“Fully alive people accept and love themselves as they are.”
– John Powell, S.J.
This week I am going to explore each of the five elements of John Powell’s “essential steps into the fullness of life.” These steps, as described in his book, Fully Human Fully Alive are:
1. to accept oneself
2. to be oneself
3. to forget oneself in loving
4. to believe
5. to belong.
It is not my intention to restate Powell’s teaching on these elements but to share a personal reflection on how I have experienced each of them, especially in the context of my experiences in organizational life. The lenses I bring to this expression are that of employee, teammate, leader, consultant and coach. It is through these lenses that I intend to articulate how aliveness, a term I first heard in an organizational context, is central to vibrant and productive organizational life.
Fully alive leaders are, in not only my opinion but in my experience, those who have the most chance of leading real and lasting change, the leadership of change being the fundamental task of leadership especially in the context of our current national and global realities.
Leadership is, of course, most directly experienced at the local level. As a faithful subscriber to this localized perspective, that “the universal is in the particular,” it is more relevant – and interesting – to me to share my personal experiences than to conduct some cold case-study analysis of a leader in the abstract.
“To accept oneself” is both the root and the anchor of the entire construct. Aliveness is not possible without it. We can never comfortably be ourselves, give ourselves to another, commit to belief or truly belong until we are at home in ourselves. It is why, in my particular case, once I began to crack the code of self-acceptance it wasn’t long for the other elements to click into place. I am not suggesting that I have achieved aliveness in this sense, but that I spend much more time there now than I ever used to due to the fact that I learned, finally, how to accept myself.
The biggest hurdle to that acceptance was – and sometimes still is – the toxicity of perfectionism. As for so many others, I allowed unmet childhood needs to become the unhealthy adaptations of my adult life. By holding unrealistic standards for my work, for example, I was simply protecting against the fear of loss. Before you could tell me my work was lousy, and probably never want to have anything to do with me again as a result, my inner critic would prevent any external representation of my internal world.
The very reason I began writing this blog, back in 2007, was to prove to myself that I wouldn’t melt like the Wicked Witch at the first criticism I received about my perspectives on leadership and culture. The fantasy I was living had me convinced that there was a stadium of people just waiting to pounce on my ideas when, of course, the stadium was just row after row of empty seats. My job as a writer was to fill those seats, not by perfecting my work but by finding my voice. This had never occurred to me before.

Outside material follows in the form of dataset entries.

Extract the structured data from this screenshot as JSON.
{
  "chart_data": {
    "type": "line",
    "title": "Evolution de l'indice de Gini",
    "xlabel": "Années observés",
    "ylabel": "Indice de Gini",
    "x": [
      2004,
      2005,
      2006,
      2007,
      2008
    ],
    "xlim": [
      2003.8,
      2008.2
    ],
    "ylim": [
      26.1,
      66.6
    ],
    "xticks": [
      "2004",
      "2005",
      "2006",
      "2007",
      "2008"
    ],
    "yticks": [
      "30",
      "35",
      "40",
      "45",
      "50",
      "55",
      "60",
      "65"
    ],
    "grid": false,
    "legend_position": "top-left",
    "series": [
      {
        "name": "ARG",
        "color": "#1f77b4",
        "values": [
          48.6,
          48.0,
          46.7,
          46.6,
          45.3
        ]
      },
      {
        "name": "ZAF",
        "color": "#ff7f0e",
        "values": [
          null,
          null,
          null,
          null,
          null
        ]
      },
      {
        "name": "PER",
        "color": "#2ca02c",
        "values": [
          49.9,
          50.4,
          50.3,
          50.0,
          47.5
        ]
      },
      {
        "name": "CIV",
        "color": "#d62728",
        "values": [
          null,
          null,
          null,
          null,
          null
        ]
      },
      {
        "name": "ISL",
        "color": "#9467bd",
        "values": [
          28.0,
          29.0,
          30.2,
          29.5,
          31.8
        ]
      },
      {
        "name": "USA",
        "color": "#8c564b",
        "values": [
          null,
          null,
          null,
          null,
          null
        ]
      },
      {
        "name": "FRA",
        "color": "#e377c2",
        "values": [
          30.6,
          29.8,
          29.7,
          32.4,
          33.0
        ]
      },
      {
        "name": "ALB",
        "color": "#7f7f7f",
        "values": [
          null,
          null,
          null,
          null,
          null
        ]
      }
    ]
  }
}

Twelve years later, I haven’t filled that stadium but I have learned, over the course of one book and 832 posts, that the stadium never existed. It was merely a clever construct of my unaccepted self. Today, I write daily to discover what I’m thinking, to maintain a discipline, to share and continue to find my voice.
My commitment to written expression is one of the few essential pathways I have walked directly into a new and trustworthy pattern of self-acceptance.
To be fully alive means to accept and love yourself, just as you are.